Tina Chandler (born September 2, 1974) is an American professional female bodybuilder.

==Early life and education==
Tina Chandler was born in 1974 in Shreveport, Louisiana, the second of three children. She grew up in Conroe and Willis, Texas. She attended Sam Houston State University.

==Bodybuilding career==

===Amateur===
During her childhood, Tina was a competitive gymnast; in addition to all the sports available at the schools she attended (volleyball, track, basketball, tennis, cycling, cheerleading), she got involved in weight training from the sports. Soon after, her career as a gymnast had ended and she needed something to get her in shape, so she sought information from the magazine Muscle and Fitness. She soon found herself in the weight room more and more was pleased with the results she was getting quickly. She attended her first bodybuilding competition, the SW Texas State, in 2004, which she won. She won her IFBB pro card after coming in 1st in the middleweight class at the 2007 NPC Nationals.

===Professional===
In 2009, Tina attended her first Ms. Olympia competition, which she placed 10th.

===Contest history===
- 2004 SW Texas State - 1st (MW)
- 2005 Lone Star Classic - 1st (MW and overall)
- 2005 NPC USA - 2nd (MW)
- 2006 NPC USA - 1st (MW)
- 2006 NPC Nationals - 5th (MW)
- 2007 NPC Nationals - 1st (MW)
- 2008 IFBB New York Pro - 7th
- 2009 IFBB Tampa Pro - 3rd
- 2009 IFBB Ms Olympia - 10th
- 2010 IFBB Tampa Pro - 2nd
- 2010 IFBB Ms.
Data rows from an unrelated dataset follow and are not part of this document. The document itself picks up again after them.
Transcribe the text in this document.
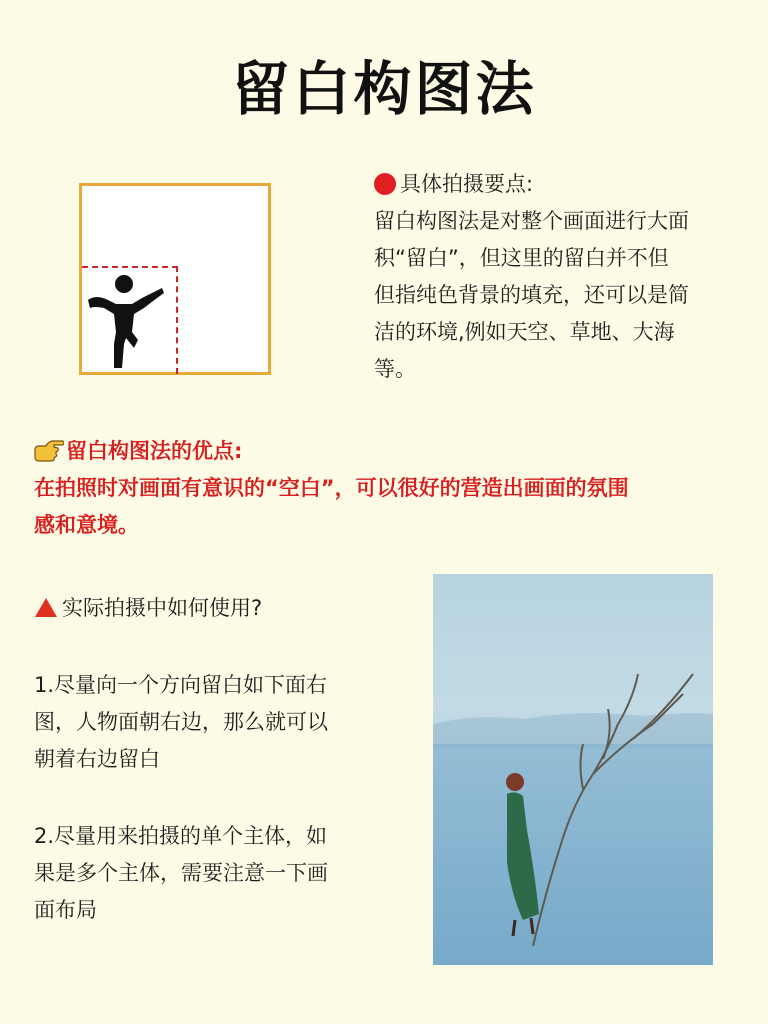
留白构图法
具体拍摄要点:
留白构图法是对整个画面进行大面
积“留白”，但这里的留白并不但
但指纯色背景的填充，还可以是简
洁的环境,例如天空、草地、大海
等。
留白构图法的优点:
在拍照时对画面有意识的“空白”，可以很好的营造出画面的氛围
感和意境。
实际拍摄中如何使用?
1.尽量向一个方向留白如下面右
图，人物面朝右边，那么就可以
朝着右边留白
2.尽量用来拍摄的单个主体，如
果是多个主体，需要注意一下画
面布局
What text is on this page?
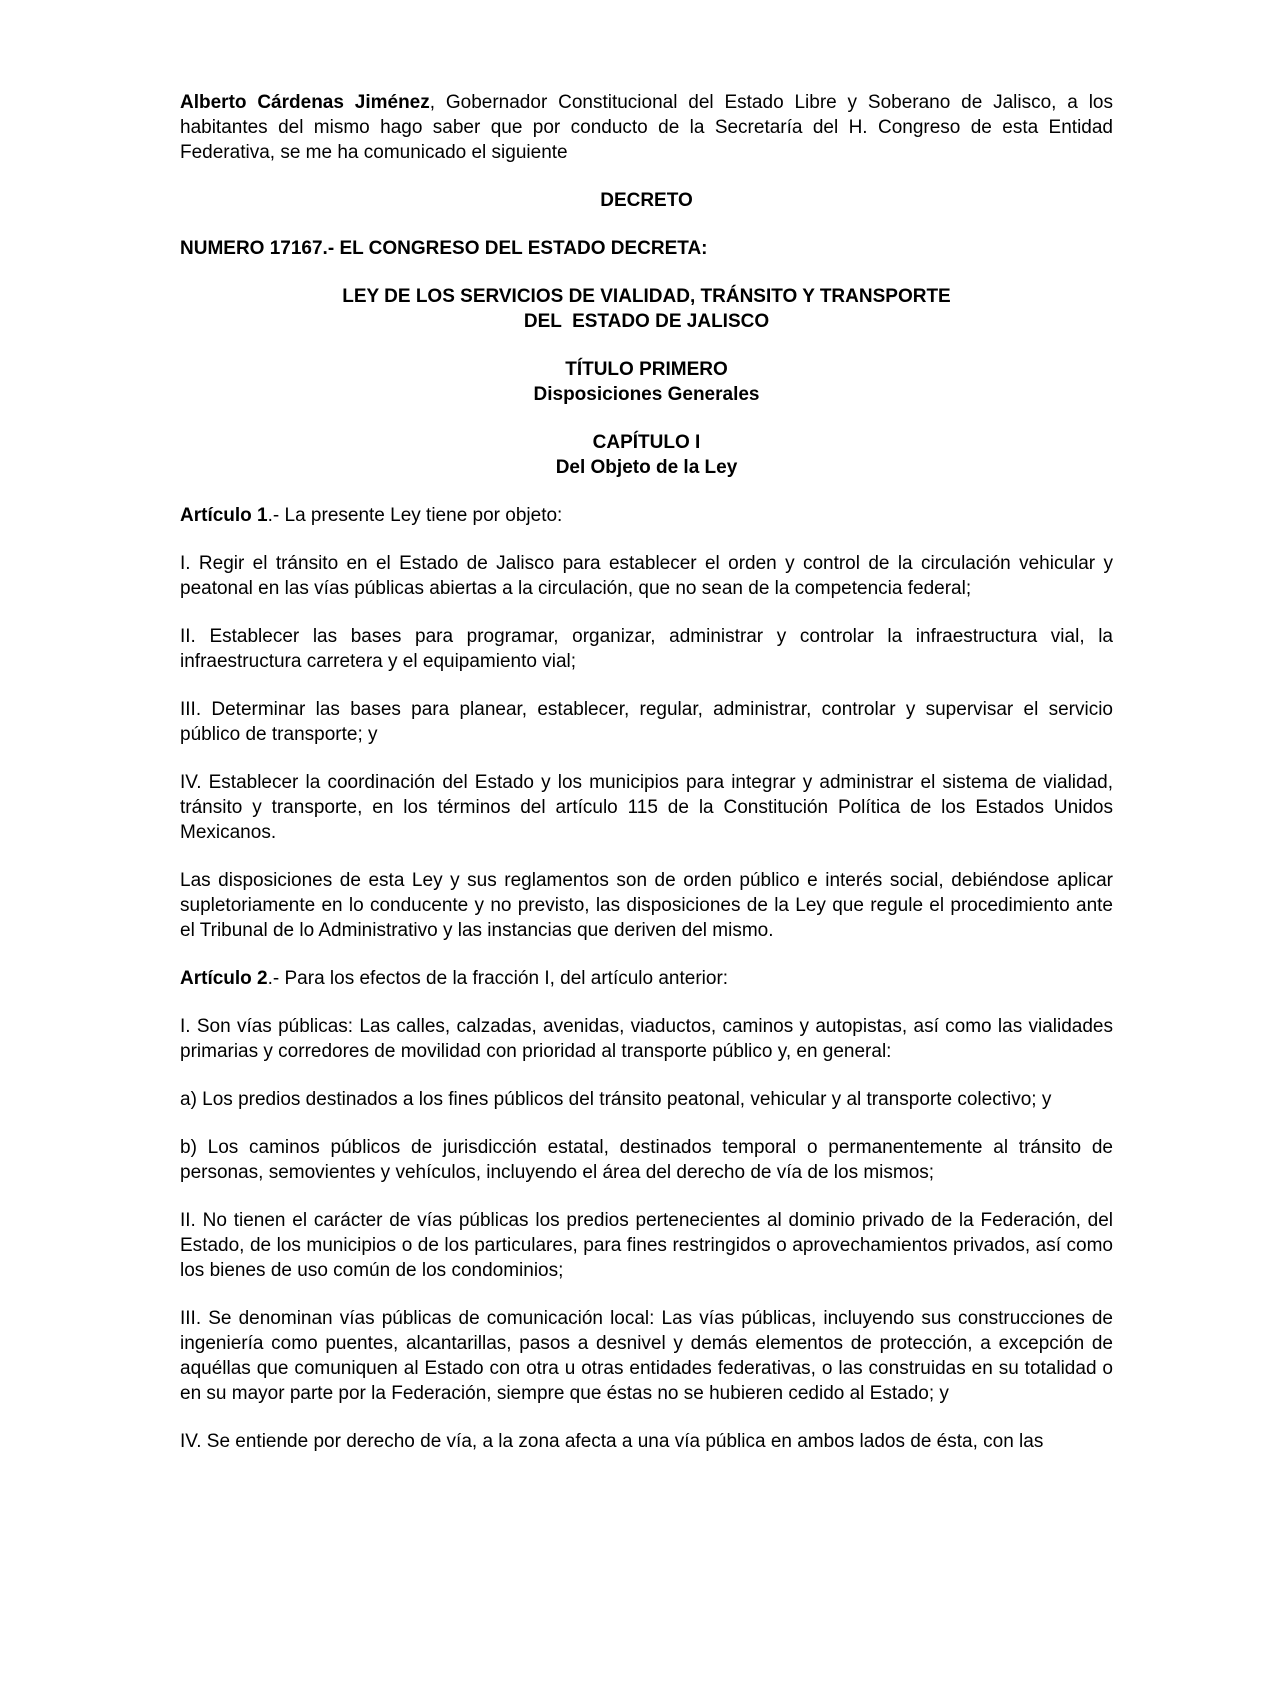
Alberto Cárdenas Jiménez, Gobernador Constitucional del Estado Libre y Soberano de Jalisco, a los habitantes del mismo hago saber que por conducto de la Secretaría del H. Congreso de esta Entidad Federativa, se me ha comunicado el siguiente

DECRETO
NUMERO 17167.- EL CONGRESO DEL ESTADO DECRETA:
LEY DE LOS SERVICIOS DE VIALIDAD, TRÁNSITO Y TRANSPORTE
DEL  ESTADO DE JALISCO
TÍTULO PRIMERO
Disposiciones Generales
CAPÍTULO I
Del Objeto de la Ley

Artículo 1.- La presente Ley tiene por objeto:

I. Regir el tránsito en el Estado de Jalisco para establecer el orden y control de la circulación vehicular y peatonal en las vías públicas abiertas a la circulación, que no sean de la competencia federal;

II. Establecer las bases para programar, organizar, administrar y controlar la infraestructura vial, la infraestructura carretera y el equipamiento vial;

III. Determinar las bases para planear, establecer, regular, administrar, controlar y supervisar el servicio público de transporte; y

IV. Establecer la coordinación del Estado y los municipios para integrar y administrar el sistema de vialidad, tránsito y transporte, en los términos del artículo 115 de la Constitución Política de los Estados Unidos Mexicanos.

Las disposiciones de esta Ley y sus reglamentos son de orden público e interés social, debiéndose aplicar supletoriamente en lo conducente y no previsto, las disposiciones de la Ley que regule el procedimiento ante el Tribunal de lo Administrativo y las instancias que deriven del mismo.

Artículo 2.- Para los efectos de la fracción I, del artículo anterior:

I. Son vías públicas: Las calles, calzadas, avenidas, viaductos, caminos y autopistas, así como las vialidades primarias y corredores de movilidad con prioridad al transporte público y, en general:

a) Los predios destinados a los fines públicos del tránsito peatonal, vehicular y al transporte colectivo; y

b) Los caminos públicos de jurisdicción estatal, destinados temporal o permanentemente al tránsito de personas, semovientes y vehículos, incluyendo el área del derecho de vía de los mismos;

II. No tienen el carácter de vías públicas los predios pertenecientes al dominio privado de la Federación, del Estado, de los municipios o de los particulares, para fines restringidos o aprovechamientos privados, así como los bienes de uso común de los condominios;

III. Se denominan vías públicas de comunicación local: Las vías públicas, incluyendo sus construcciones de ingeniería como puentes, alcantarillas, pasos a desnivel y demás elementos de protección, a excepción de aquéllas que comuniquen al Estado con otra u otras entidades federativas, o las construidas en su totalidad o en su mayor parte por la Federación, siempre que éstas no se hubieren cedido al Estado; y

IV. Se entiende por derecho de vía, a la zona afecta a una vía pública en ambos lados de ésta, con las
Olympia - 8th
- 2011 IFBB Ms. International - 8th
- 2011 IFBB Ms. Olympia - 10th
- 2011 IFBB Tampa Pro Championships - 2nd
- 2012 IFBB Ms. International - 13th
- 2013 IFBB Chicago Pro Championships - 3rd
- 2013 IFBB Tampa Pro Championships - 4th
- 2013 IFBB Ms. Olympia - 12th

==Personal life==
Chandler currently lives in Houston, Texas.